The Future of Trading is Scary

My last post discussed Robinhood’s targeting of millennial investors, suggesting Robinhood was the real winner of the Snap, Inc. IPO. It may be hard to see how they “won,” given that Robinhood allows free trades. What they did was build a customer base by targeting a generation that expects everything to be free.

But how does Robinhood expect to survive as a “sub-discount” broker with free trades? Investopedia has some ideas: (1) low costs (no physical locations or PR campaigns), (2) interest earned from customers’ unused cash deposits, and (3) venture capital. That last one is the real reason Robinhood exists: $16M in venture capital. Future income streams will come from margin trading with a 3.5% fee, phone-assisted trades for $10, and a subscription service for pre- and after-hours trading.

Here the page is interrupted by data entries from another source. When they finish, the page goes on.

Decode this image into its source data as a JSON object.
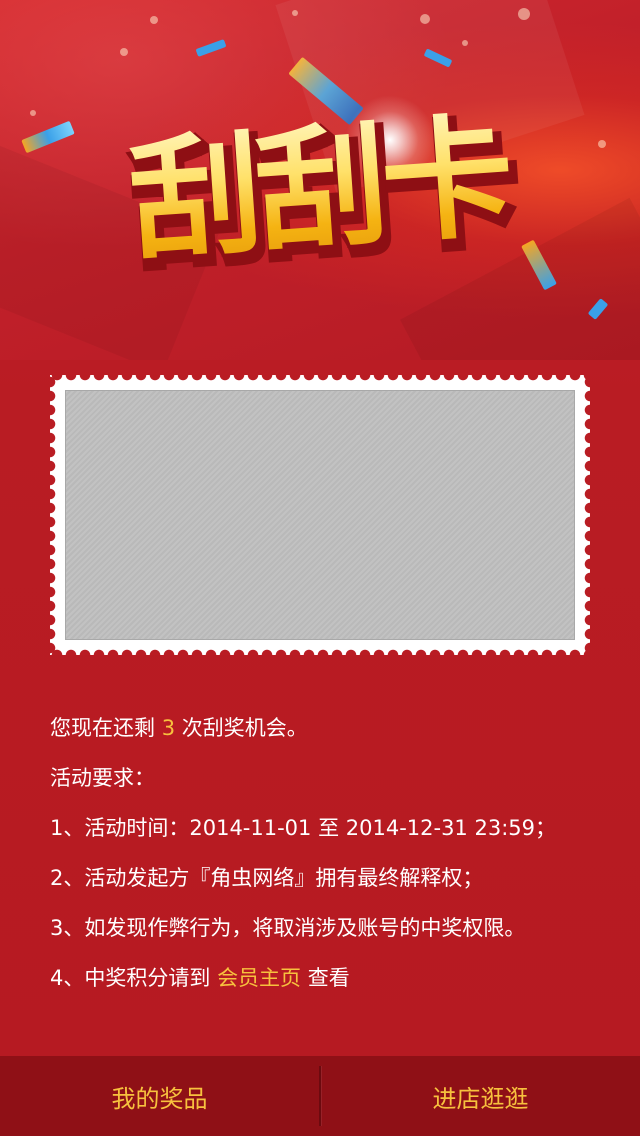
{
  "banner": {
    "title": "刮刮卡"
  },
  "info": {
    "remaining_prefix": "您现在还剩",
    "remaining_count": "3",
    "remaining_suffix": "次刮奖机会。",
    "requirements_heading": "活动要求：",
    "rule_1": "1、活动时间：2014-11-01 至 2014-12-31 23:59；",
    "rule_2": "2、活动发起方『角虫网络』拥有最终解释权；",
    "rule_3": "3、如发现作弊行为，将取消涉及账号的中奖权限。",
    "rule_4_prefix": "4、中奖积分请到",
    "rule_4_link": "会员主页",
    "rule_4_suffix": "查看"
  },
  "bottom_bar": {
    "my_prizes_label": "我的奖品",
    "visit_store_label": "进店逛逛"
  },
  "colors": {
    "background": "#b91c23",
    "accent": "#f7c13e",
    "bottom_bar": "#8f1016",
    "scratch_gray": "#c0c0c0"
  }
}
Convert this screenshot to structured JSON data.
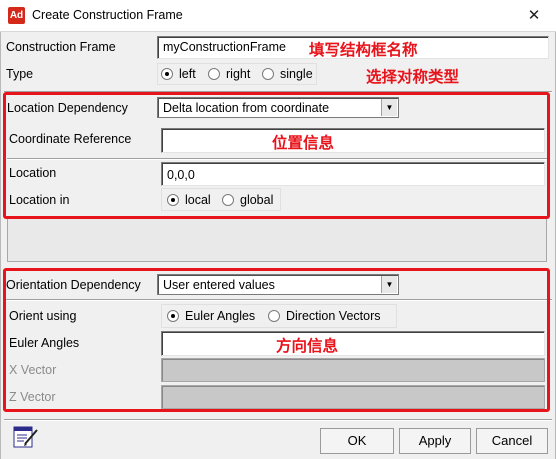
{
  "window": {
    "icon_text": "Ad",
    "title": "Create Construction Frame",
    "close_glyph": "✕"
  },
  "form": {
    "frame_label": "Construction Frame",
    "frame_value": "myConstructionFrame",
    "type_label": "Type",
    "type_options": [
      "left",
      "right",
      "single"
    ],
    "type_selected": "left"
  },
  "location": {
    "dependency_label": "Location Dependency",
    "dependency_value": "Delta location from coordinate",
    "coord_ref_label": "Coordinate Reference",
    "coord_ref_value": "",
    "location_label": "Location",
    "location_value": "0,0,0",
    "location_in_label": "Location in",
    "location_in_options": [
      "local",
      "global"
    ],
    "location_in_selected": "local"
  },
  "orientation": {
    "dependency_label": "Orientation Dependency",
    "dependency_value": "User entered values",
    "orient_using_label": "Orient using",
    "orient_using_options": [
      "Euler Angles",
      "Direction Vectors"
    ],
    "orient_using_selected": "Euler Angles",
    "euler_label": "Euler Angles",
    "euler_value": "",
    "x_vector_label": "X Vector",
    "z_vector_label": "Z Vector"
  },
  "annotations": {
    "name": "填写结构框名称",
    "type": "选择对称类型",
    "location": "位置信息",
    "orientation": "方向信息"
  },
  "buttons": {
    "ok": "OK",
    "apply": "Apply",
    "cancel": "Cancel"
  },
  "icons": {
    "app": "adams-app-icon",
    "close": "close-icon",
    "edit": "edit-notes-icon"
  },
  "colors": {
    "annotation": "#e8141c",
    "app_icon": "#d4281b",
    "disabled_field": "#c8c8c8"
  }
}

If this is the future of trading, I fear for young investors. Free trades are bad enough because they practically encourage day trading, which is essentially the same as gambling. Trading on margin takes a dangerous thing like day trading and takes it nuclear (pronounce it nuke-you-lar for added emphasis). One of the top rules of gambling is to not do it with money you can’t afford to lose. With margin trading, people are gambling with money they don’t even have. This type of rampant speculation causes asset bubbles and subsequent crashes (see the 1929 Black Tuesday crash or the 2008 real estate crash).

Chapter 7 of Basic Personal Finance clearly explains why most investors would be better off automatically depositing a monthly amount into low-cost index mutual funds, which allow them to diversify and get higher after-tax and after-expense returns.